[squeak-dev] Cuis font sizes

David T. Lewis lewis at mail.msen.com
Sun Aug 30 13:58:11 UTC 2009


Subbu,

Thanks for this excellent overview of fonts. I've never seen this topic
explained clearly in one place before.

Dave

On Sun, Aug 30, 2009 at 04:13:00PM +0530, K. K. Subramaniam wrote:
> On Saturday 29 Aug 2009 8:48:18 pm Juan Vuletich wrote:
> > I'll have time for this on Monday. I guess the first thing to do is to
> > understand what is the correct font for '12 point'. I mean, the correct
> > ascent/descent and line grid, and the correct shape of the glyphs. Some
> > specification of mean kerning / length of strings would be nice too.
> In traditional typography, the point referred to the size of the metal block 
> used to carve shapes (glyphs).  The size of a Point depended on 
> regional/political affiliations :-). Anglo-american point was about 72.27 points 
> to an inch. Not all shapes would be contained within its metal block base. 
> Some (see g in the picture http://ilovetypography.com/2008/03/23/sunday-type-
> bright-type/) would also extend (kern) beyond its base. String length would be 
> the sum of metal block widths. The sum of shape widths in a run of characters 
> could differ from the string length due to kerns.
> 
> Digital typography uses co-ordinate grids instead of a metal block. It defines 
> Point (aka DTP point or Postscript point) as 1/72th of an inch. Grid size 
> varies for different fonts. TTF uses grids of 512, 1024 or 2048. The point size 
> used in font names are 'design size'. i.e. a modern 12pt TTF contains glyphs 
> drawn inside a 2048x2048 grid that will *look like* a 12pt metal typeface when 
> scaled to various digital canvases like a 96dpi screen or 1200 dpi printer. 
> 
> Though we continue using the term 'glyph' (carving), images are computed on 
> the grid using a 'pictal' process and then scaled to the target canvas. A 
> Truetype font is actually a bytecode program interpreted by a font engine 
> (e.g.
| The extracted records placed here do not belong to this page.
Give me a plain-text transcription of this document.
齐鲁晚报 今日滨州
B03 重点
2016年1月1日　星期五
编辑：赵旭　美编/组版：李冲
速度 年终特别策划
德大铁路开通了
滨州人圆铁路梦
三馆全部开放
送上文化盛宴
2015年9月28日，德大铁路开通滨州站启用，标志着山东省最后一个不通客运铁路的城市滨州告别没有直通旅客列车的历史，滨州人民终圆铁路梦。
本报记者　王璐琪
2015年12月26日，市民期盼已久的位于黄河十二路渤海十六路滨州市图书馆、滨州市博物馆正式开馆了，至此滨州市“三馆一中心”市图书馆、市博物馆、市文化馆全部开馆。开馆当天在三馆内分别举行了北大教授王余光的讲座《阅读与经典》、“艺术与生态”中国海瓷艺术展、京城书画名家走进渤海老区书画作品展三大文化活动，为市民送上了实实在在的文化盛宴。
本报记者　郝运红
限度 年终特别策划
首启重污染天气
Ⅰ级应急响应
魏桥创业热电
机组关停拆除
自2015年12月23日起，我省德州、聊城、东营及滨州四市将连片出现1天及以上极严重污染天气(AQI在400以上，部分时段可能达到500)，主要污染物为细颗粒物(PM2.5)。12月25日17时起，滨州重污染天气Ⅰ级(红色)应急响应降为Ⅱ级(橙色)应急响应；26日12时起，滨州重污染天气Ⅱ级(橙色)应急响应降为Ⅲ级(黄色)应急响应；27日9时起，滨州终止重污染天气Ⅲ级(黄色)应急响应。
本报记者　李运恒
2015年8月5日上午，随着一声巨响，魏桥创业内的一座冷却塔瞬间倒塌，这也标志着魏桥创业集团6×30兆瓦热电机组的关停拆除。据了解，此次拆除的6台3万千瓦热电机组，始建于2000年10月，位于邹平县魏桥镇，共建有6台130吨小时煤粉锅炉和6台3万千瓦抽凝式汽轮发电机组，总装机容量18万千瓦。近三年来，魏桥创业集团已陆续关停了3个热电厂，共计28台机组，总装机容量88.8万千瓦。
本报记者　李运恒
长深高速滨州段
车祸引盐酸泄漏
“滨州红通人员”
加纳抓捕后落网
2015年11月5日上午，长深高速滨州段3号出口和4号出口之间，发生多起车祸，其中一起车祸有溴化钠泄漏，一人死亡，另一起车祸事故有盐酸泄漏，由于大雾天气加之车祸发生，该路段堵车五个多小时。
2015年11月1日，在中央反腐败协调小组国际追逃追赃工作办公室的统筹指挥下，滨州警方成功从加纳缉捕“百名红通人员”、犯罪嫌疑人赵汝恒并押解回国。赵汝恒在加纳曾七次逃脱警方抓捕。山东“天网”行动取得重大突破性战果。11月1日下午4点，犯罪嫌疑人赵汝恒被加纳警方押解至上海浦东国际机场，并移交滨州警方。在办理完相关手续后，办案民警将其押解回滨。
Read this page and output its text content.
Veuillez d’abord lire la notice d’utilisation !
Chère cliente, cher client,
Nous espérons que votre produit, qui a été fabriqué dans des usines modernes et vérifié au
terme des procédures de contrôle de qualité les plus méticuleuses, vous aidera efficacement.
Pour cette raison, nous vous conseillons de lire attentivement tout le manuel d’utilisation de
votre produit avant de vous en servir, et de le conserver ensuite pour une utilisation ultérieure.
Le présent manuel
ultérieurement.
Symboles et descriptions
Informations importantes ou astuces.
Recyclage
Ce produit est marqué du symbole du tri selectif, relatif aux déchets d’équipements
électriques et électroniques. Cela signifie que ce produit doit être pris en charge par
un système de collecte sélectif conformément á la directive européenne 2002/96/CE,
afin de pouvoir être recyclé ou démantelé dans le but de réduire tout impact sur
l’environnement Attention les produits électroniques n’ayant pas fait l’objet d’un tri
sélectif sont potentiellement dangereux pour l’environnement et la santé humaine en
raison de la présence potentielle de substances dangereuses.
Freetype) to scale glyphs at run time. Internally, glyphs are defined in 
> terms of lines and curves in a grid (called em-square) of size 512, 1024 or 
> 2048. Given a canvas (dpi, depth), a glyph code and a point size "hint", the 
> font engine will scale a glyph and tweak them using 'hints' expressed in 
> bytecodes. For instance, stretching a '(' vertically may scale only the middle 
> part and leave the tips alone. The o in "xo" will slightly overshoot x for 
> good visual flow.
> 
> However, aesthetic rendering requires a context and a run of characters. The 
> spacing between one character to the next is dictated by kern and direction. 
> Sometimes, adjacent glyphs may coalesce into a more compact or even different 
> shape (e.g. ffi) called a ligature. Runs are handled by a text rendering engine 
> (e.g. Pango, Qt, ghostscript). Of course, the ligated glyph shape should exist 
> in the font.
> 
> Squeak's text printing algorithms only consider boxes and kerns - no 
> ligatures, no hyphenation, no direction. Building a true multilingual layout 
> engine is a non-trivial task. Mac and Wintel have only one shaping engine 
> while Linux has multiple options (Pango, Qt, ICU, m17n, Graphite). Pango and 
> Qt are widely used. Squeak should be able detect and load shaping engines on 
> the fly on Linux or allow command line options to pick a wrapper plugin.
> 
> There is also the blue plane approach proposed in FoNC paper - treat text 
> boxes like graphic objects. A Font engine is just a specialized vector graphic 
> editor that avoids intensive geometric computations by caching precomputed 
> shapes in a glyph table. Allow graphic objects to have class level editors. 
> Then when a glyph is missing for a character code, open a glyph editor and 
> allow a new shape to be defined on the fly or imported from a public font 
> definition file. Beats displaying $?.